Госпожа Жирарден в известных остроумных «Парижских письмах» своих, печатаемых за подписью виконта де Лоне, упоминает о графине Разумовской и ее парижском салоне. Благодарный Карлсбад посвятил ей памятник: она была на водах душой общества и хороводицей посетителей и посетительниц этого целительного уголка. Почин прогулок, веселий, праздников принадлежал ей всецело. Такую власть иначе приобрести нельзя как образованностью, навыком утонченного общежития, вежливыми приемами и привычками, которые становятся второй натурой.

По возвращении своем в Россию графиня Разумовская тотчас устроила положение свое в Петербурге и заняла в обществе подобающее ей место. Дом ее сделался одним из наиболее посещаемых. Обеды, вечеринки, балы зимой в городе, а летом на даче, следовали непрерывно друг за другом. Не одно городское общество, но и царская фамилия были к ней благоприятно расположены. Император Николай и государыня Александра Федоровна были к ней особенно милостивы, удостаивали праздники ее присутствием своим и ее принимали запросто в свои и немноголюдные собрания. Великий князь Михаил Павлович, который любил шутить и умел вести непринужденный и веселый разговор, охотно предавался ему с графиней. Всё это, разумеется, утешало и услаждало ее светские наклонности.

Но при всей любви своей к обществу, соблазнам и суетным развлечениям его, она хранила в себе непочатый и, так сказать, освященный уголок, предел преданий и памяти минувшего. Рядом с салоном и большой залой имелось заветное, домашнее, сердечное убежище. Там располагалась молельня с семейными образами, мраморным бюстом Спасителя работы знаменитого итальянского художника, с неугасающими лампадами и портретом покойного графа. Кто знает, какие думы, какие чувства сосредотачивались в графине, когда входила она в эту домашнюю святыню и пребывала в ней в молитве и с глазу на глаз с сердечной памятью своей?

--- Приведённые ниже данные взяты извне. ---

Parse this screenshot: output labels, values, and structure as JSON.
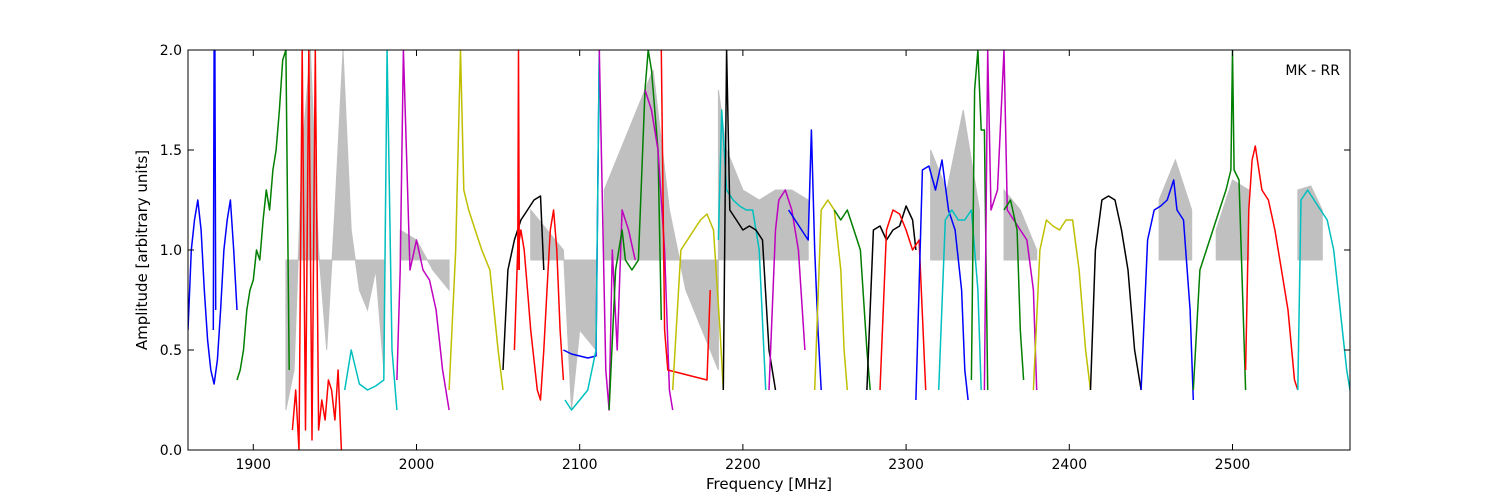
{
  "chart_data": {
    "type": "line",
    "title": "",
    "annotation": "MK - RR",
    "xlabel": "Frequency [MHz]",
    "ylabel": "Amplitude [arbitrary units]",
    "xlim": [
      1860,
      2572
    ],
    "ylim": [
      0,
      2.0
    ],
    "xticks": [
      1900,
      2000,
      2100,
      2200,
      2300,
      2400,
      2500
    ],
    "xtick_labels": [
      "1900",
      "2000",
      "2100",
      "2200",
      "2300",
      "2400",
      "2500"
    ],
    "yticks": [
      0.0,
      0.5,
      1.0,
      1.5,
      2.0
    ],
    "ytick_labels": [
      "0.0",
      "0.5",
      "1.0",
      "1.5",
      "2.0"
    ],
    "grid": false,
    "colors": {
      "envelope": "#c0c0c0",
      "blue": "#0000ff",
      "green": "#007f00",
      "red": "#ff0000",
      "cyan": "#00bfbf",
      "magenta": "#bf00bf",
      "yellow": "#bfbf00",
      "black": "#000000"
    },
    "envelope": [
      {
        "x": [
          1920,
          1925,
          1930,
          1935,
          1940,
          1945,
          1950,
          1955,
          1960,
          1965,
          1970,
          1975,
          1980
        ],
        "y": [
          0.2,
          0.4,
          1.5,
          2.0,
          1.0,
          0.5,
          1.2,
          2.0,
          1.1,
          0.8,
          0.7,
          0.9,
          0.4
        ]
      },
      {
        "x": [
          1990,
          2000,
          2010,
          2020
        ],
        "y": [
          1.1,
          1.05,
          0.9,
          0.8
        ]
      },
      {
        "x": [
          2070,
          2080,
          2090,
          2095,
          2100,
          2110
        ],
        "y": [
          1.2,
          1.1,
          1.0,
          0.2,
          0.6,
          0.5
        ]
      },
      {
        "x": [
          2115,
          2125,
          2135,
          2145,
          2155,
          2165,
          2175,
          2185
        ],
        "y": [
          1.3,
          1.5,
          1.7,
          1.9,
          1.2,
          0.8,
          0.6,
          0.4
        ]
      },
      {
        "x": [
          2185,
          2190,
          2200,
          2210,
          2220,
          2230,
          2240
        ],
        "y": [
          1.8,
          1.5,
          1.3,
          1.25,
          1.3,
          1.3,
          1.25
        ]
      },
      {
        "x": [
          2315,
          2325,
          2335,
          2345
        ],
        "y": [
          1.5,
          1.3,
          1.7,
          1.2
        ]
      },
      {
        "x": [
          2360,
          2370,
          2380
        ],
        "y": [
          1.3,
          1.2,
          1.0
        ]
      },
      {
        "x": [
          2455,
          2465,
          2475
        ],
        "y": [
          1.25,
          1.45,
          1.2
        ]
      },
      {
        "x": [
          2490,
          2500,
          2510
        ],
        "y": [
          1.1,
          1.35,
          1.3
        ]
      },
      {
        "x": [
          2540,
          2548,
          2555
        ],
        "y": [
          1.3,
          1.32,
          1.2
        ]
      }
    ],
    "series": [
      {
        "color": "blue",
        "x": [
          1860,
          1862,
          1864,
          1866,
          1868,
          1870,
          1872,
          1874,
          1876,
          1878,
          1880,
          1882,
          1884,
          1886,
          1888,
          1890
        ],
        "y": [
          0.6,
          1.0,
          1.15,
          1.25,
          1.1,
          0.8,
          0.55,
          0.4,
          0.33,
          0.45,
          0.7,
          1.0,
          1.15,
          1.25,
          1.0,
          0.7
        ]
      },
      {
        "color": "blue",
        "x": [
          1875.5,
          1876,
          1876.5,
          1877
        ],
        "y": [
          0.6,
          2.0,
          2.0,
          0.7
        ]
      },
      {
        "color": "green",
        "x": [
          1890,
          1892,
          1894,
          1896,
          1898,
          1900,
          1902,
          1904,
          1906,
          1908,
          1910,
          1912,
          1914,
          1916,
          1918,
          1920,
          1922
        ],
        "y": [
          0.35,
          0.4,
          0.5,
          0.7,
          0.8,
          0.85,
          1.0,
          0.95,
          1.15,
          1.3,
          1.2,
          1.4,
          1.5,
          1.7,
          1.95,
          2.0,
          0.4
        ]
      },
      {
        "color": "red",
        "x": [
          1924,
          1926,
          1928,
          1930,
          1932,
          1934,
          1936,
          1938,
          1940,
          1942,
          1944,
          1946,
          1948,
          1950,
          1952,
          1954
        ],
        "y": [
          0.1,
          0.3,
          0.0,
          2.0,
          0.1,
          2.0,
          0.05,
          2.0,
          0.1,
          0.25,
          0.15,
          0.35,
          0.3,
          0.15,
          0.4,
          0.0
        ]
      },
      {
        "color": "cyan",
        "x": [
          1956,
          1960,
          1965,
          1970,
          1975,
          1980,
          1982,
          1985,
          1988
        ],
        "y": [
          0.3,
          0.5,
          0.33,
          0.3,
          0.32,
          0.35,
          2.0,
          0.5,
          0.2
        ]
      },
      {
        "color": "magenta",
        "x": [
          1988,
          1990,
          1992,
          1996,
          2000,
          2004,
          2008,
          2012,
          2016,
          2020
        ],
        "y": [
          0.35,
          0.9,
          2.0,
          0.9,
          1.05,
          0.9,
          0.85,
          0.7,
          0.4,
          0.2
        ]
      },
      {
        "color": "yellow",
        "x": [
          2020,
          2024,
          2027,
          2029,
          2032,
          2036,
          2040,
          2045,
          2050,
          2053
        ],
        "y": [
          0.3,
          1.0,
          2.0,
          1.3,
          1.2,
          1.1,
          1.0,
          0.9,
          0.5,
          0.3
        ]
      },
      {
        "color": "black",
        "x": [
          2053,
          2056,
          2060,
          2064,
          2068,
          2072,
          2076,
          2078
        ],
        "y": [
          0.4,
          0.9,
          1.05,
          1.15,
          1.2,
          1.25,
          1.27,
          0.9
        ]
      },
      {
        "color": "red",
        "x": [
          2060,
          2062,
          2064,
          2066,
          2068,
          2070,
          2072,
          2074,
          2076,
          2078,
          2080,
          2082,
          2084,
          2086,
          2088,
          2090
        ],
        "y": [
          0.5,
          1.0,
          1.1,
          1.0,
          0.8,
          0.6,
          0.45,
          0.3,
          0.25,
          0.5,
          0.8,
          1.1,
          1.2,
          1.0,
          0.6,
          0.35
        ]
      },
      {
        "color": "red",
        "x": [
          2062,
          2062.5,
          2063
        ],
        "y": [
          0.9,
          2.0,
          0.9
        ]
      },
      {
        "color": "blue",
        "x": [
          2090,
          2095,
          2100,
          2105,
          2110,
          2112
        ],
        "y": [
          0.5,
          0.48,
          0.47,
          0.46,
          0.47,
          2.0
        ]
      },
      {
        "color": "cyan",
        "x": [
          2091,
          2095,
          2100,
          2105,
          2110,
          2112
        ],
        "y": [
          0.25,
          0.2,
          0.25,
          0.3,
          0.5,
          2.0
        ]
      },
      {
        "color": "magenta",
        "x": [
          2112,
          2116,
          2118,
          2120,
          2123,
          2126,
          2130,
          2134
        ],
        "y": [
          2.0,
          0.4,
          0.2,
          1.0,
          0.5,
          1.2,
          1.1,
          0.95
        ]
      },
      {
        "color": "green",
        "x": [
          2118,
          2122,
          2126,
          2128,
          2132,
          2136,
          2140,
          2142,
          2144,
          2148,
          2150
        ],
        "y": [
          0.2,
          0.9,
          1.1,
          0.95,
          0.9,
          0.95,
          1.8,
          2.0,
          1.9,
          1.5,
          0.65
        ]
      },
      {
        "color": "magenta",
        "x": [
          2140,
          2144,
          2148,
          2152,
          2155,
          2157
        ],
        "y": [
          1.8,
          1.7,
          1.5,
          1.0,
          0.3,
          0.2
        ]
      },
      {
        "color": "red",
        "x": [
          2150,
          2152,
          2154,
          2178,
          2180
        ],
        "y": [
          2.0,
          0.6,
          0.4,
          0.35,
          0.8
        ]
      },
      {
        "color": "yellow",
        "x": [
          2157,
          2162,
          2166,
          2170,
          2174,
          2178,
          2182,
          2186,
          2188
        ],
        "y": [
          0.3,
          1.0,
          1.05,
          1.1,
          1.15,
          1.18,
          1.1,
          0.6,
          0.3
        ]
      },
      {
        "color": "cyan",
        "x": [
          2185,
          2187,
          2190,
          2194,
          2198,
          2202,
          2206,
          2210,
          2214
        ],
        "y": [
          1.05,
          1.7,
          1.3,
          1.25,
          1.22,
          1.2,
          1.2,
          1.0,
          0.3
        ]
      },
      {
        "color": "black",
        "x": [
          2188,
          2190,
          2192,
          2196,
          2200,
          2204,
          2208,
          2212,
          2216,
          2220
        ],
        "y": [
          0.3,
          2.0,
          1.2,
          1.15,
          1.1,
          1.12,
          1.1,
          1.05,
          0.5,
          0.3
        ]
      },
      {
        "color": "magenta",
        "x": [
          2216,
          2220,
          2222,
          2226,
          2230,
          2234,
          2238
        ],
        "y": [
          0.3,
          1.1,
          1.25,
          1.3,
          1.2,
          1.0,
          0.5
        ]
      },
      {
        "color": "blue",
        "x": [
          2228,
          2232,
          2236,
          2240,
          2242,
          2244,
          2246,
          2248
        ],
        "y": [
          1.2,
          1.15,
          1.1,
          1.05,
          1.6,
          1.0,
          0.6,
          0.3
        ]
      },
      {
        "color": "yellow",
        "x": [
          2244,
          2248,
          2252,
          2256,
          2260,
          2262,
          2264
        ],
        "y": [
          0.3,
          1.2,
          1.25,
          1.2,
          0.9,
          0.5,
          0.3
        ]
      },
      {
        "color": "green",
        "x": [
          2256,
          2260,
          2264,
          2268,
          2272,
          2276,
          2278
        ],
        "y": [
          1.2,
          1.15,
          1.2,
          1.1,
          1.0,
          0.5,
          0.3
        ]
      },
      {
        "color": "black",
        "x": [
          2276,
          2280,
          2284,
          2288,
          2292,
          2296,
          2300,
          2304,
          2306
        ],
        "y": [
          0.3,
          1.1,
          1.12,
          1.05,
          1.1,
          1.12,
          1.22,
          1.15,
          1.0
        ]
      },
      {
        "color": "red",
        "x": [
          2284,
          2288,
          2292,
          2296,
          2300,
          2304,
          2308,
          2312
        ],
        "y": [
          0.3,
          1.1,
          1.2,
          1.18,
          1.1,
          1.0,
          1.05,
          0.3
        ]
      },
      {
        "color": "blue",
        "x": [
          2306,
          2310,
          2314,
          2318,
          2322,
          2326,
          2330,
          2334,
          2336,
          2338
        ],
        "y": [
          0.25,
          1.4,
          1.42,
          1.3,
          1.45,
          1.2,
          1.1,
          0.8,
          0.4,
          0.25
        ]
      },
      {
        "color": "cyan",
        "x": [
          2320,
          2324,
          2328,
          2332,
          2336,
          2340,
          2344,
          2346
        ],
        "y": [
          0.3,
          1.15,
          1.2,
          1.15,
          1.15,
          1.2,
          0.8,
          0.3
        ]
      },
      {
        "color": "green",
        "x": [
          2340,
          2342,
          2344,
          2346,
          2348,
          2350
        ],
        "y": [
          0.35,
          1.8,
          2.0,
          1.6,
          1.6,
          0.3
        ]
      },
      {
        "color": "magenta",
        "x": [
          2348,
          2350,
          2352,
          2356,
          2360,
          2362,
          2366,
          2370,
          2374,
          2378,
          2380
        ],
        "y": [
          0.3,
          2.0,
          1.2,
          1.3,
          2.0,
          1.2,
          1.15,
          1.1,
          1.05,
          0.8,
          0.3
        ]
      },
      {
        "color": "green",
        "x": [
          2360,
          2364,
          2368,
          2370,
          2372
        ],
        "y": [
          1.2,
          1.25,
          1.1,
          0.6,
          0.35
        ]
      },
      {
        "color": "yellow",
        "x": [
          2378,
          2382,
          2386,
          2390,
          2394,
          2398,
          2402,
          2406,
          2410,
          2413
        ],
        "y": [
          0.3,
          1.0,
          1.15,
          1.12,
          1.1,
          1.15,
          1.15,
          0.9,
          0.5,
          0.3
        ]
      },
      {
        "color": "black",
        "x": [
          2413,
          2416,
          2420,
          2424,
          2428,
          2432,
          2436,
          2440,
          2444
        ],
        "y": [
          0.3,
          1.0,
          1.25,
          1.27,
          1.25,
          1.1,
          0.9,
          0.5,
          0.3
        ]
      },
      {
        "color": "blue",
        "x": [
          2444,
          2448,
          2452,
          2456,
          2460,
          2464,
          2466,
          2470,
          2474,
          2476
        ],
        "y": [
          0.3,
          1.05,
          1.2,
          1.22,
          1.25,
          1.35,
          1.2,
          1.15,
          0.7,
          0.25
        ]
      },
      {
        "color": "green",
        "x": [
          2476,
          2480,
          2484,
          2488,
          2492,
          2496,
          2499,
          2500,
          2501,
          2504,
          2508
        ],
        "y": [
          0.3,
          0.9,
          1.0,
          1.1,
          1.2,
          1.3,
          1.4,
          2.0,
          1.4,
          1.35,
          0.3
        ]
      },
      {
        "color": "red",
        "x": [
          2508,
          2510,
          2512,
          2514,
          2518,
          2522,
          2526,
          2530,
          2534,
          2538,
          2540
        ],
        "y": [
          0.4,
          1.2,
          1.45,
          1.52,
          1.3,
          1.25,
          1.1,
          0.9,
          0.7,
          0.35,
          0.3
        ]
      },
      {
        "color": "cyan",
        "x": [
          2540,
          2542,
          2546,
          2550,
          2554,
          2558,
          2562,
          2566,
          2570,
          2572
        ],
        "y": [
          0.3,
          1.25,
          1.3,
          1.25,
          1.2,
          1.15,
          1.0,
          0.7,
          0.4,
          0.3
        ]
      }
    ]
  }
}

Она не любила рисоваться, не любила облекать себя в назидательную наружность: в ней не было и тени притворства; не было ни желания, ни умения прикрывать свои невинные слабости личиной обдуманной внешности. Напротив, она скорее была склонна как бы хвалиться своими слабостями: не по летам моложавостью нрава своего, нарядов, обычаев, жадностью (доходившей до слабодушия) светских развлечений, веселий и вечно суетного движения. Но нет, она и тут не хвалилась: она ничем не хвалилась, а была таковой бессознательно, неприметно для себя самой, единственно потому, что натура таковой создала ее. Это была правдивая, чистосердечная личность.

Общественное строгое суждение, насмешливое злоречие обезоруживались и немели перед нею. То, что могло бы казаться смешным в другой, находило в этом случае не только снисхождение, но и сочувствие. Все были довольны, что она была довольна; все тому радовались, что ей было радостно и весело. Личности, одаренные такими свойствами и способностями, бывают в обществе столь редкими исключениями, так много встречаешь людей скучающих жизнью, не умеющих ужиться с нею, жалующихся на нее, что невольно отдохнешь, когда попадается на глаза светлое изъятие из этой почти поголовной неуживчивости и брюзгливости.

Говоря о слабостях графини Разумовской, нельзя не указать особенно на одну из них, совершенно женскую: а именно на страсть ее к нарядам. Когда в 1835 году в Вене собиралась она возвратиться в Россию, то просила проезжавшего через Вену приятеля своего, который служил в Петербурге по таможенному ведомству, облегчить затруднения, ожидавшие ее в провозе туалетных пожитков.

– Да что же намерены вы провезти с собой? – спросил он.

– Безделицу, – ответила графиня, – триста платьев.